I recently watched two outstanding movies that reminded me once again how powerfully our assumptions shape our perception of the world, thus impacting our reactions and our experiences.
Elegy” (2008) charismatic professor and author David Kepesh (played brilliantly by Ben Kinglsey) has lived a life of “emancipated manhood” for decades. Until, that is, he meets and falls in love with one of his students, beautiful and intelligent Consuela Castillo (Penelope Cruz).
Despite the fact that Consuela demonstrates repeatedly how much she cares about him, David is convinced that the 30+ age difference between them represents an insurmountable chasm. He’s certain that one day she will realize she’s made a mistake and break off with him for a younger man.
So instead of believing her and enjoying their relationship, David agonizes about what she’s doing when they aren’t together. He becomes jealous, insecure and obsessive. Since he’s so sure in his own mind about the ultimate outcome of the relationship, he engages in sabotaging behavior. The final blow comes when he doesn’t show up as promised for Consuela’s graduation party and then lies to her about why he didn’t attend.
When Consuela re-enters his life two years later, David is a changed man. Working through the grief from their failed relationship and the death of his best friend, he’s matured. He’s willing to look deeply at what’s in front of him and embrace it fully, without the erroneous assumptions that destroyed their relationship earlier.
The Music Never Stopped” (2011) revolves around a father-son relationship that went bad 20 years earlier. Estranged all those years, the parents become involved in their son Gabriel Sawyer’s (Lou Taylor Pucci) life again after a tumor destroys parts of his brain.
Through a music therapist (Julia Ormond), they discover that Gabriel can recall past incidents with incredible detail when a song associated with that experience is played.
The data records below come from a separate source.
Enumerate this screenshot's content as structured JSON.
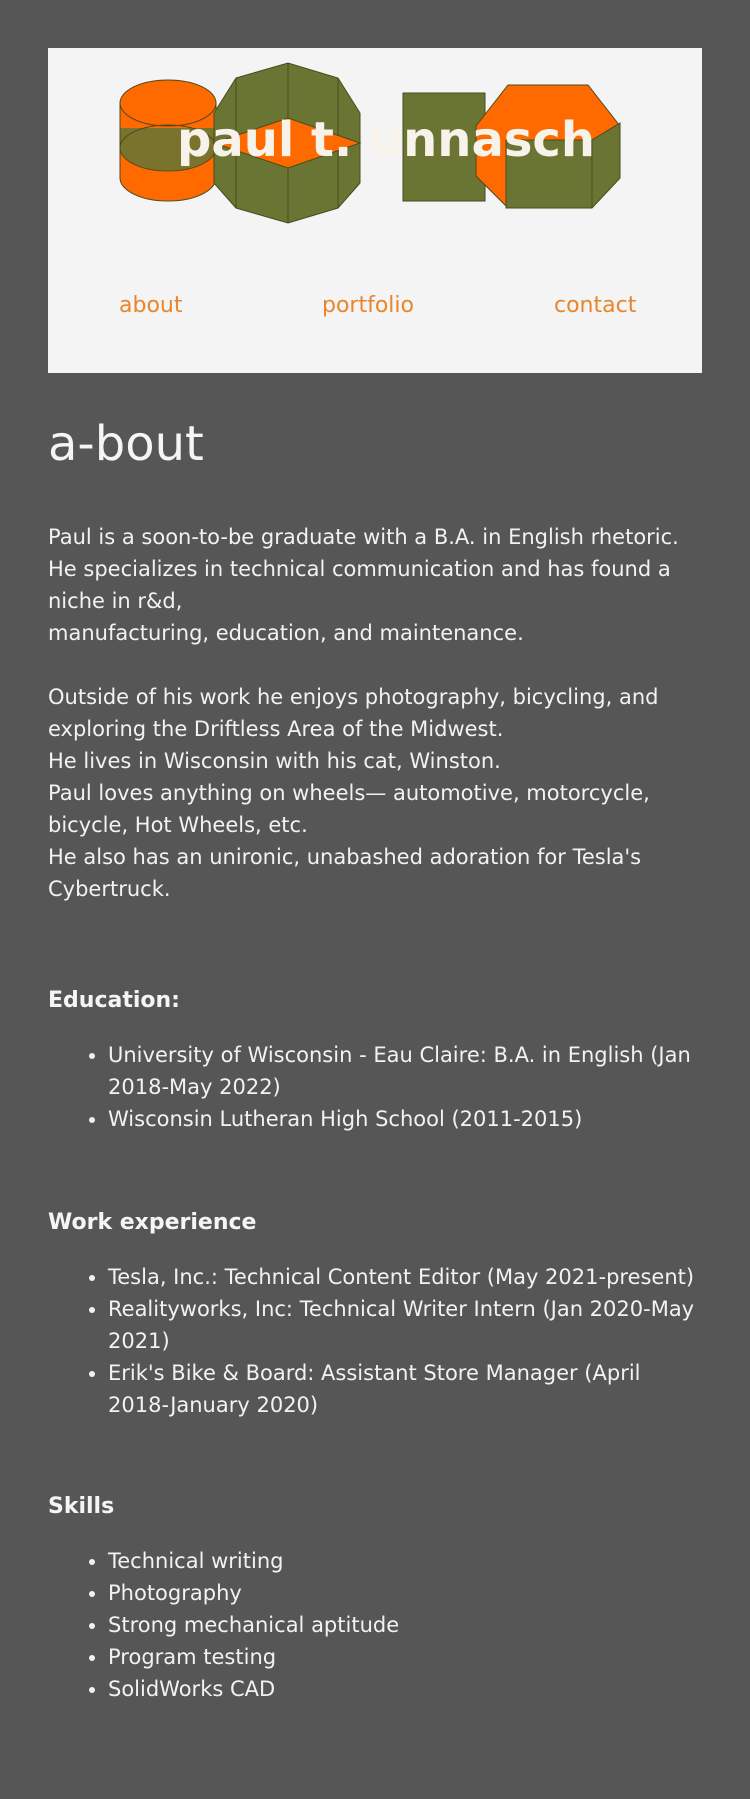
{
  "header": {
    "logo_text": "paul t. unnasch",
    "nav": {
      "about": "about",
      "portfolio": "portfolio",
      "contact": "contact"
    }
  },
  "page": {
    "title": "a-bout",
    "intro": [
      "Paul is a soon-to-be graduate with a B.A. in English rhetoric.",
      "He specializes in technical communication and has found a niche in r&d,",
      "manufacturing, education, and maintenance."
    ],
    "personal": [
      "Outside of his work he enjoys photography, bicycling, and exploring the Driftless Area of the Midwest.",
      "He lives in Wisconsin with his cat, Winston.",
      "Paul loves anything on wheels— automotive, motorcycle, bicycle, Hot Wheels, etc.",
      "He also has an unironic, unabashed adoration for Tesla's Cybertruck."
    ]
  },
  "education": {
    "heading": "Education:",
    "items": [
      "University of Wisconsin - Eau Claire: B.A. in English (Jan 2018-May 2022)",
      "Wisconsin Lutheran High School (2011-2015)"
    ]
  },
  "work": {
    "heading": "Work experience",
    "items": [
      "Tesla, Inc.: Technical Content Editor (May 2021-present)",
      "Realityworks, Inc: Technical Writer Intern (Jan 2020-May 2021)",
      "Erik's Bike & Board: Assistant Store Manager (April 2018-January 2020)"
    ]
  },
  "skills": {
    "heading": "Skills",
    "items": [
      "Technical writing",
      "Photography",
      "Strong mechanical aptitude",
      "Program testing",
      "SolidWorks CAD"
    ]
  },
  "colors": {
    "background": "#565656",
    "header_bg": "#f4f4f4",
    "accent_orange": "#ff6a00",
    "accent_olive": "#6b7533",
    "nav_link": "#e8862a"
  }
}
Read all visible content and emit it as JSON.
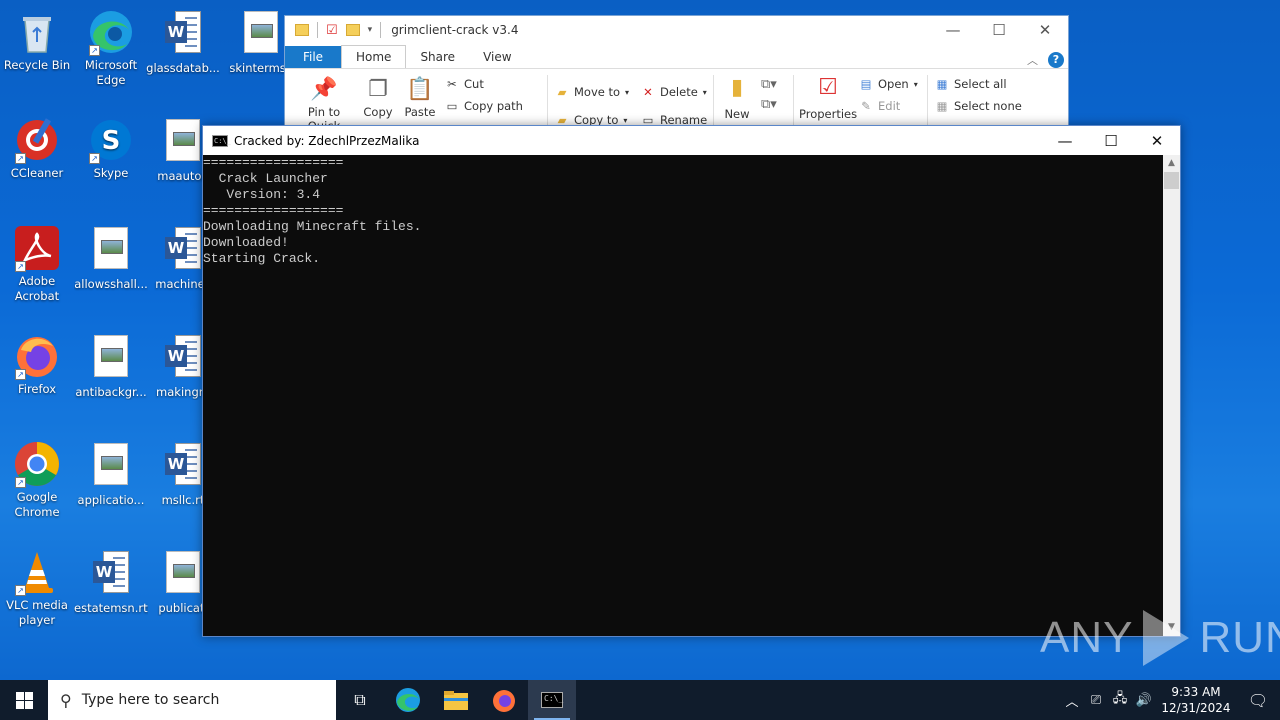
{
  "desktop": {
    "icons": [
      {
        "label": "Recycle Bin"
      },
      {
        "label": "Microsoft Edge"
      },
      {
        "label": "glassdatab..."
      },
      {
        "label": "skinterms.j"
      },
      {
        "label": "CCleaner"
      },
      {
        "label": "Skype"
      },
      {
        "label": "maauton"
      },
      {
        "label": "Adobe Acrobat"
      },
      {
        "label": "allowsshall..."
      },
      {
        "label": "machines"
      },
      {
        "label": "Firefox"
      },
      {
        "label": "antibackgr..."
      },
      {
        "label": "makingm"
      },
      {
        "label": "Google Chrome"
      },
      {
        "label": "applicatio..."
      },
      {
        "label": "msllc.rt"
      },
      {
        "label": "VLC media player"
      },
      {
        "label": "estatemsn.rtf"
      },
      {
        "label": "publicati"
      }
    ]
  },
  "explorer": {
    "title": "grimclient-crack v3.4",
    "tabs": [
      "File",
      "Home",
      "Share",
      "View"
    ],
    "ribbon": {
      "pin": "Pin to Quick",
      "copy": "Copy",
      "paste": "Paste",
      "cut": "Cut",
      "copy_path": "Copy path",
      "move_to": "Move to",
      "copy_to": "Copy to",
      "delete": "Delete",
      "rename": "Rename",
      "new": "New",
      "properties": "Properties",
      "open": "Open",
      "edit": "Edit",
      "select_all": "Select all",
      "select_none": "Select none"
    }
  },
  "console": {
    "title": "Cracked by: ZdechlPrzezMalika",
    "lines": [
      "==================",
      "  Crack Launcher",
      "   Version: 3.4",
      "==================",
      "Downloading Minecraft files.",
      "Downloaded!",
      "Starting Crack."
    ]
  },
  "watermark": {
    "left": "ANY",
    "right": "RUN"
  },
  "taskbar": {
    "search_placeholder": "Type here to search",
    "time": "9:33 AM",
    "date": "12/31/2024"
  }
}
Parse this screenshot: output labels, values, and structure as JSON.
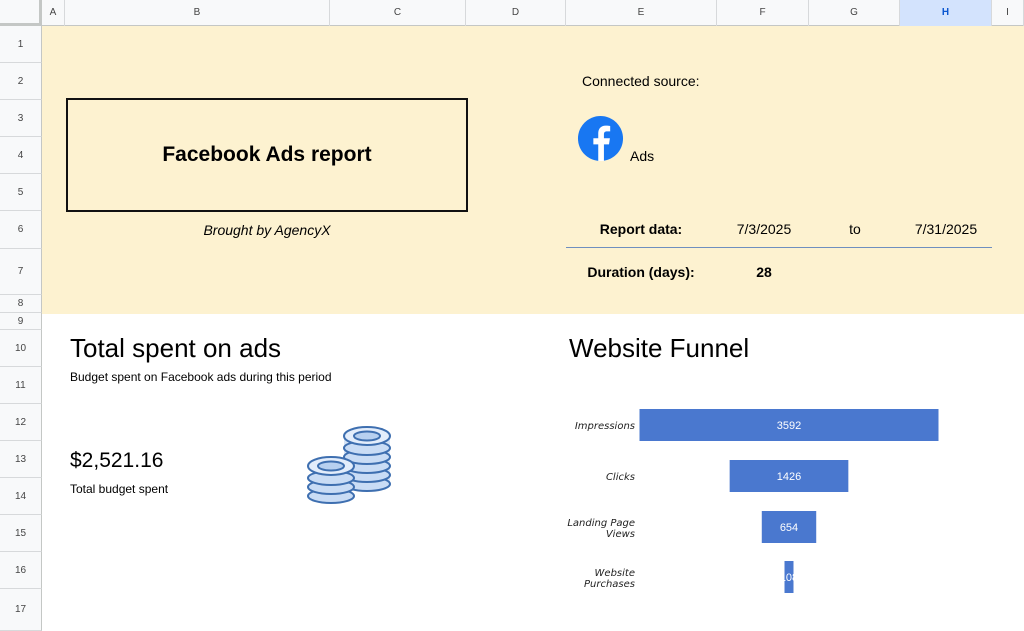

At first the father Henry Sawyer (J.K. Simmons) is delighted to see his response. But when Gabriel describes the events that led him to run away from home, Henry becomes angry and claims, “That’s not how it happened.” Only after his wife (Cara Seymour) affirms Gabriel’s version and later confronts Henry about his assumptions and attitudes does the father look within to choose a different way to connect with Gabriel.
The transformations that take place in the characters and in their relationships with each other are believable and moving.
With emphasis on action and special effects today, very few films take time to fully develop the main characters. If you enjoy movies with flawed individuals who undergo credible awakenings and changes, these two films deliver. The acting and storylines are truly memorable, and the lessons will stay with you long after the credits roll by.